Abdul Samad Khan Achakzai had command over the Arabic, Persian, English, Urdu, Balochi and Sindhi languages but loved his mother tongue Pashto the most and believed in its core importance in the nationalist struggle. He translated several books to Pashto, including, Tarjuman-ul-Quran of Maulana Abul Kalam Azad, Gulistan-i-Saadi of Sheikh Saadi and Future of Freedom of Dotson Carto, 'Seerat-ul-Nabi of Shabli Numani. Abdul Samad Khan Achakzai succeeded in publishing the first ever newspaper in the province history "Istiqlal" from Quetta in 1938 after his 7 years hard struggle to get the Indian Press Act extended to the region.

== Assassination ==
On the night of 2 December 1973, during the governor's rule imposed by Bhutto in Baluchistan, Achakzai was assassinated in a grenade attack on his home. The identity of his assassins has never been discovered.

==Memoirs==

Abdul Samad Khan began writing his memoirs in jail, covering the period of his birth in 1907 to serving sentence at district jail, Lahore in 1952. Originally written in Pashto, the memoirs entitled, 'Zama Zhwand aw Zhwandoon' (The Way I Lived) unfurls to the birth of Khan Abdul Samad Khan quickly taking the reader to the patrilineal labyrinth of his ancestry. He introduces his great-grandfather, Inayatullah Khan, son of Bostan Khan and finally Barkhurdar Khan the founding patriarch of his family.

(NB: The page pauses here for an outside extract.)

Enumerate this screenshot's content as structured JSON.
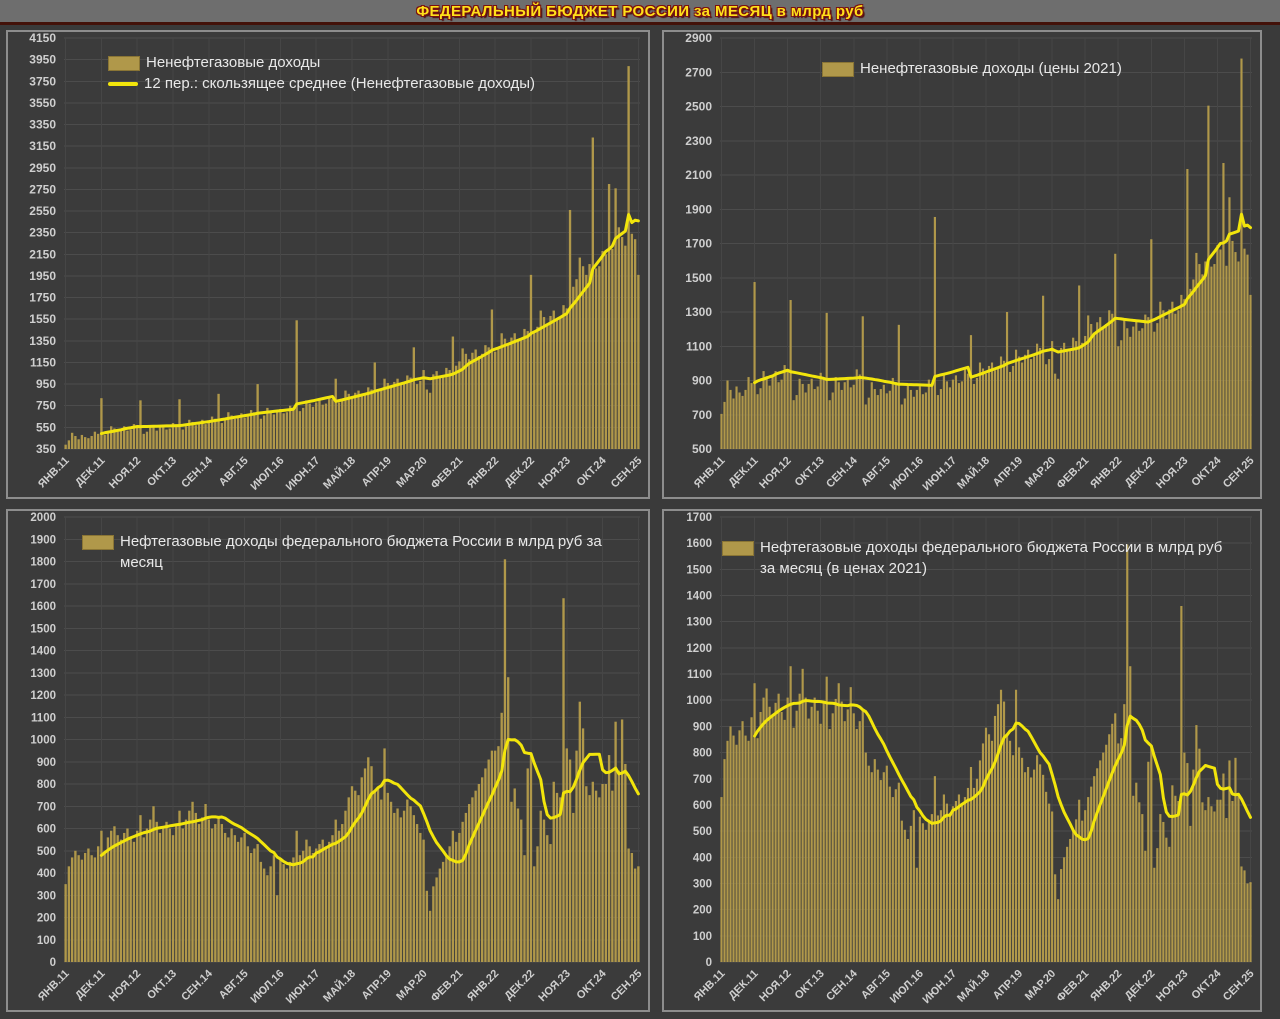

He writes: "Our ancestors since the time of Barkhurdar Khan remained connected to the national Afghan court and government and were apparently educated and well versed in the ways of courts and governance.... It is being related that Burkhurdar Khan was a contemporary of Ahmed Shah Baba (Durrani) the founder of present day Afghanistan." "More than his style of writing, Samad Khan's unreserved thoughts on religion, jargas, drug addiction, pedophilia and other afflictions violating his beloved Pukthun and Pukhtun society force the reader to hasten to the next page".

"In the year 1928 I got married. To get married was a thing to be done so did I. The truth however is that for many years I did not understand the profound and lasting value and meaning of marriage," writes Khan Abdul Samad Khan. "His memoirs are replete with similarly unexpected personal revelations, not ascribed usually to a Pukhtun".

Zama Zhwand aw Zhwandoon' (The way I lived) was transliterated into English by Samad Khan's son, Mohammad Khan Achakzai, who also served as governor of Balochistan from 2013 to 2018. It took Mohammad Khan Achakzai more than seven years to translate his father's opus written in haute Pashto into English. Later, the original Pashto edition was also translated into Ukrainian by high ranking diplomats, Mr Vasili Ivashko and Dr Ghulam Sarwar. Both of the versions, English and Ukrainian, will be out of press by the end of November.